2015, oct : financement du complexe

Article du Telegramme du 3 octobre 2015
Conseil municipal : Solution inédite pour financer Kerzincuff

Et si le monde économique mettait la main à la poche pour financer des projets municipaux ? C'est l'idée de la majorité, qui se met en quête de partenaires pour réaliser son projet de complexe sportif de Kerzincuff. Sept entreprises sont déjà partantes, a annoncé le maire, jeudi soir, lors du conseil municipal de rentrée.

On le sait : l'heure est aux vaches maigres pour les collectivités locales. Au Relecq-Kerhuon, la réduction des dotations de l'État est ainsi évaluée à 180.000 EUR par an. Un coup de rabot qui a incité le groupe majoritaire à rechercher d'autres solutions pour la poursuite des investissements dans la commune, et notamment pour mener à bien le réaménagement du complexe sportif de Kerzincuff (3,8 MEUR). « Le législateur nous en donnant la possibilité, nous nous tournons vers le financement participatif », a expliqué le maire. Tout à fait légale, s'agissant d'un projet d'intérêt public, cette initiative, inédite dans le pays de Brest, fait appel au mécénat. « Sur les onze entreprises contactées, sept ont déjà répondu favorablement, assure le maire. Outre l'avantage fiscal qu'elles peuvent en retirer, leur motivation tient aussi à leur souhait de participer à la vie de la commune. Je vous rassure, ce partenariat ne fera pas fleurir une légion de panneaux publicitaires, mais cette aide privée viendra en déduction du coût des travaux », complète Yohann Nédélec.

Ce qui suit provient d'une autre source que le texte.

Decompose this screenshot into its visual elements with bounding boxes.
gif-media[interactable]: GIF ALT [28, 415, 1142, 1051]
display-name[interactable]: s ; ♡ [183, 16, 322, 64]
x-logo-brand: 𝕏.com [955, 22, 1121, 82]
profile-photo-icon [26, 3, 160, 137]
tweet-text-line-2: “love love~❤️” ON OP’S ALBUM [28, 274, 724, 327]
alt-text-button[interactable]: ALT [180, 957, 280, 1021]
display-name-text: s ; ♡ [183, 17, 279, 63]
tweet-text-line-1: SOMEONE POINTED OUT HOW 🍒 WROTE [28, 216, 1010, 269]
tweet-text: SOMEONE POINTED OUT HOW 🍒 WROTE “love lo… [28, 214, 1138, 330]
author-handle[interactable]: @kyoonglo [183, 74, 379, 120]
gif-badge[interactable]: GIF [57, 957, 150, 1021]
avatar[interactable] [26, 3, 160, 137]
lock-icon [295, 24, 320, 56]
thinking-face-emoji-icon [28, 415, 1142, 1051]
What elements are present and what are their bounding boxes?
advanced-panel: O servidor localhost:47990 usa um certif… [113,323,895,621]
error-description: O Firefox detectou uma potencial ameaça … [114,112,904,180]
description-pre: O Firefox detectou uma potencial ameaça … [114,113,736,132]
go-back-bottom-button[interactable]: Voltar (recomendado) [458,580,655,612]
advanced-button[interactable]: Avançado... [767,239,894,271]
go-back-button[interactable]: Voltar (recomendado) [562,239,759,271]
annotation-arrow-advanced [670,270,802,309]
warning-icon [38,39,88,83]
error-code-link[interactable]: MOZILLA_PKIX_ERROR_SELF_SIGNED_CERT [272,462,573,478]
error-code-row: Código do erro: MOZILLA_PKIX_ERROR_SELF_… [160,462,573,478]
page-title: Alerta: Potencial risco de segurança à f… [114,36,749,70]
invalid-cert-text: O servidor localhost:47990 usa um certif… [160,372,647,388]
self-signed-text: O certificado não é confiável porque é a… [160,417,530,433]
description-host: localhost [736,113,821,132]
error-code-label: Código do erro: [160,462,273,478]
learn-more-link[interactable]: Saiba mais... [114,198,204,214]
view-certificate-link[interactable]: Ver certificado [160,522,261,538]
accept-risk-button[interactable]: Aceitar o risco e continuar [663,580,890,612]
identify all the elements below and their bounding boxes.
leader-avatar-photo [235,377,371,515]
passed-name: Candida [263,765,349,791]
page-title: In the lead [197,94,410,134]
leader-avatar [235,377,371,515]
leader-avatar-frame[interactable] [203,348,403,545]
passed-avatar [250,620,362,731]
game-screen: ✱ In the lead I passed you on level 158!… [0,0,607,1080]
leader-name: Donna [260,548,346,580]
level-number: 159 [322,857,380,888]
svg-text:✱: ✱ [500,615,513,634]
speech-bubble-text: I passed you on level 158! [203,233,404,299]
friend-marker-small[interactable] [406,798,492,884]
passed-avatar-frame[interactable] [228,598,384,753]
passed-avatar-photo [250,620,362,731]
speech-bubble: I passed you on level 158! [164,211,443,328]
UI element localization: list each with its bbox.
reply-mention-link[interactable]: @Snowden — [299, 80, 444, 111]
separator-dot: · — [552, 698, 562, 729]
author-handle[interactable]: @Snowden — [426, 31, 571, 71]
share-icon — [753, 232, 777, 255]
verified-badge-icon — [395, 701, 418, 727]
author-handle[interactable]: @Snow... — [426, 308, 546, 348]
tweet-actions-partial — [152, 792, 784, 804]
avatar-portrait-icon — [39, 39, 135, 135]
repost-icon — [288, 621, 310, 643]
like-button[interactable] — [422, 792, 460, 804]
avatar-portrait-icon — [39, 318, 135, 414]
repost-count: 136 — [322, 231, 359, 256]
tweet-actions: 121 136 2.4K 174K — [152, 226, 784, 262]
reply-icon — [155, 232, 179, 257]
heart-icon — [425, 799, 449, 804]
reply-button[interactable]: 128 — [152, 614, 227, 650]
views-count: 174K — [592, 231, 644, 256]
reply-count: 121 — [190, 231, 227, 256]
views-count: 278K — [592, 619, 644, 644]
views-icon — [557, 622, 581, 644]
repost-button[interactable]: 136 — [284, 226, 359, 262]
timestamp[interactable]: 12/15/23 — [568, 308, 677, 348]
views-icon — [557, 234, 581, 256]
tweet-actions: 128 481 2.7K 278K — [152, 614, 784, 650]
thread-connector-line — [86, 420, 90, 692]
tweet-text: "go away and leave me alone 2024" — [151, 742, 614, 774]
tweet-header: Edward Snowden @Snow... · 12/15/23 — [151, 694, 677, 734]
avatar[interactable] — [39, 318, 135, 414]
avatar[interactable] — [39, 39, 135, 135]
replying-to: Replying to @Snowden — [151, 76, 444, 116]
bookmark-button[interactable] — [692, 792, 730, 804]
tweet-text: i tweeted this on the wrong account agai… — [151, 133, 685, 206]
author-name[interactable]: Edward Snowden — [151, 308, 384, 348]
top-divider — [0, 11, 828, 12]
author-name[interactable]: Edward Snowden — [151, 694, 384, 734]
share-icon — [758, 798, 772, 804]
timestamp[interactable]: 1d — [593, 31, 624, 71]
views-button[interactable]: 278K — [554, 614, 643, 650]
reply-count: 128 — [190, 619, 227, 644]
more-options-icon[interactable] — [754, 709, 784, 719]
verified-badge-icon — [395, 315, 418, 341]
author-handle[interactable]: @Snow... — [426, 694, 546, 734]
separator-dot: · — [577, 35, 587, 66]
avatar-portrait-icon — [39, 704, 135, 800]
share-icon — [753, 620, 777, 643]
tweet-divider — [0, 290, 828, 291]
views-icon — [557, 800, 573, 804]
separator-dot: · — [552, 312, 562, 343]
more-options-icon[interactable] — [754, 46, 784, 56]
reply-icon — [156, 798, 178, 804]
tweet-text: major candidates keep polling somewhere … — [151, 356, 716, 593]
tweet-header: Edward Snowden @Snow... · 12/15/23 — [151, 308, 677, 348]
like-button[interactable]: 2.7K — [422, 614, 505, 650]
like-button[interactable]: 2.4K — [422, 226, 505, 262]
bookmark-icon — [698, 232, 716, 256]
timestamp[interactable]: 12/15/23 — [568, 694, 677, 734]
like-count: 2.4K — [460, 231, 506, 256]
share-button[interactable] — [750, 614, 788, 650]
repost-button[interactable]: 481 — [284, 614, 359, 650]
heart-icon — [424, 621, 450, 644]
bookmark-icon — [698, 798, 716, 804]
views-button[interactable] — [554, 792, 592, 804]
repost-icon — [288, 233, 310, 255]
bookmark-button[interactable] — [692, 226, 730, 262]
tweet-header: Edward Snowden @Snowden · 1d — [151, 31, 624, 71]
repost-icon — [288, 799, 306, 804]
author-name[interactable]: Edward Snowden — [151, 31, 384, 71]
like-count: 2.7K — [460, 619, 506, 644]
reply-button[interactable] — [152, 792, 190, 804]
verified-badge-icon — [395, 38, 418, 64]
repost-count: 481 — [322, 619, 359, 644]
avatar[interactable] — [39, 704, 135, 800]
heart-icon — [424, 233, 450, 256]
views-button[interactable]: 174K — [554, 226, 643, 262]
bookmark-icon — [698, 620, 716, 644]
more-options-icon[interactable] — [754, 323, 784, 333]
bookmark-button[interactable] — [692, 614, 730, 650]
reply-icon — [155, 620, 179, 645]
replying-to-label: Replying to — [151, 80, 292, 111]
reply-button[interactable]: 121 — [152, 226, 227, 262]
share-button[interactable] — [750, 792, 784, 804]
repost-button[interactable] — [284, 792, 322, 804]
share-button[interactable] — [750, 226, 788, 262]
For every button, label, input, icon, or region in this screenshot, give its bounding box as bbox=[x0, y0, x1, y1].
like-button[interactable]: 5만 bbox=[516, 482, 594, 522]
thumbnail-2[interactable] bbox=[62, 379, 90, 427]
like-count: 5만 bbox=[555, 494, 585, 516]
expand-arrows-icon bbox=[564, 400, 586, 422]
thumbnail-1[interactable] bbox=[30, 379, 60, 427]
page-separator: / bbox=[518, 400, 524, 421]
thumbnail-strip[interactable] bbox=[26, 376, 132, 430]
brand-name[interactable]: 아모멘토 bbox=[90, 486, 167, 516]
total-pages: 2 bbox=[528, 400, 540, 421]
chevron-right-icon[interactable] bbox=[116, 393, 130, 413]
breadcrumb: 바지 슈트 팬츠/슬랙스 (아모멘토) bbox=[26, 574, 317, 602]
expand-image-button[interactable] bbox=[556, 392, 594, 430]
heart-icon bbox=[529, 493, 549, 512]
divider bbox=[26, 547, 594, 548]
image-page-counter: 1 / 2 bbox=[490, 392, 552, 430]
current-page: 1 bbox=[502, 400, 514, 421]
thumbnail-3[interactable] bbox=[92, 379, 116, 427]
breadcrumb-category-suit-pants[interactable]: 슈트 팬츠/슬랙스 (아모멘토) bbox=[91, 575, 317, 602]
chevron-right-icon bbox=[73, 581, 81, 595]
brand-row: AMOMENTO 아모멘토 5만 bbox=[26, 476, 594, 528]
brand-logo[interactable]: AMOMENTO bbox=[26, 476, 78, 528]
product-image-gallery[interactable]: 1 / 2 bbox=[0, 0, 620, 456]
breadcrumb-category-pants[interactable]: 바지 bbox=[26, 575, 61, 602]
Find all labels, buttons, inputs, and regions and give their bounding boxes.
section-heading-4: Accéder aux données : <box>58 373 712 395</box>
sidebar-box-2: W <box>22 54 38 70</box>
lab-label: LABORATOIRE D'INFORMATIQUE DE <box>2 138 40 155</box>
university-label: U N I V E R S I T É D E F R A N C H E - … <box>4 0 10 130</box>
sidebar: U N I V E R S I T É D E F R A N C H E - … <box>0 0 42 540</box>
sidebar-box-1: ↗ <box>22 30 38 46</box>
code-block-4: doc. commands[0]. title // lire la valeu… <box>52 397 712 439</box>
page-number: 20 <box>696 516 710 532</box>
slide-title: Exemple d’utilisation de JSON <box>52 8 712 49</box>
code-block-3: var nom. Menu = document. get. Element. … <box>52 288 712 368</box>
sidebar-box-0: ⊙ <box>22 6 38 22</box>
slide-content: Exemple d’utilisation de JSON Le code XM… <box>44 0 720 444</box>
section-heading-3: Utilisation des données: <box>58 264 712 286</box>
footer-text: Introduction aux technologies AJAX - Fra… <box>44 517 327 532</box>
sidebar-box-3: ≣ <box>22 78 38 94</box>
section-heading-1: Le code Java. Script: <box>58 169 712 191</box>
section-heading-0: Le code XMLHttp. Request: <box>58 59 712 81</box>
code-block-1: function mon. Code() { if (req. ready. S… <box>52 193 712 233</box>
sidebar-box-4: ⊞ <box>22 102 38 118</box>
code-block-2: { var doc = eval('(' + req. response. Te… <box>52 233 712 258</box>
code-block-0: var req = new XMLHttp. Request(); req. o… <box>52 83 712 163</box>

Le coût fait tiquer la minorité


C'est d'ailleurs ledit coût qui a fait réagir le groupe minoritaire. Ce dernier s'est en effet étonné de l'augmentation financière de l'opération visant trois pôles : le football (création d'un terrain synthétique équipé de tribunes et vestiaires) ; le basket (agrandissement de la salle existante) et le rugby (terrain en herbe adapté et doté de vestiaires). « L'avant-projet annonçait 3.219.500 EUR HT auxquels s'ajoutent 580.500 EUR HT de frais (maîtrise d'oeuvre, levé topographique, étude géotechnique, gestion des eaux pluviales, contrôle technique...), soit un montant hors taxe de 3.800.000 EUR ». Le maire a justifié une partie de l'écart par une erreur commise par la programmiste sur le prix du m² (3 EUR au lieu de 30).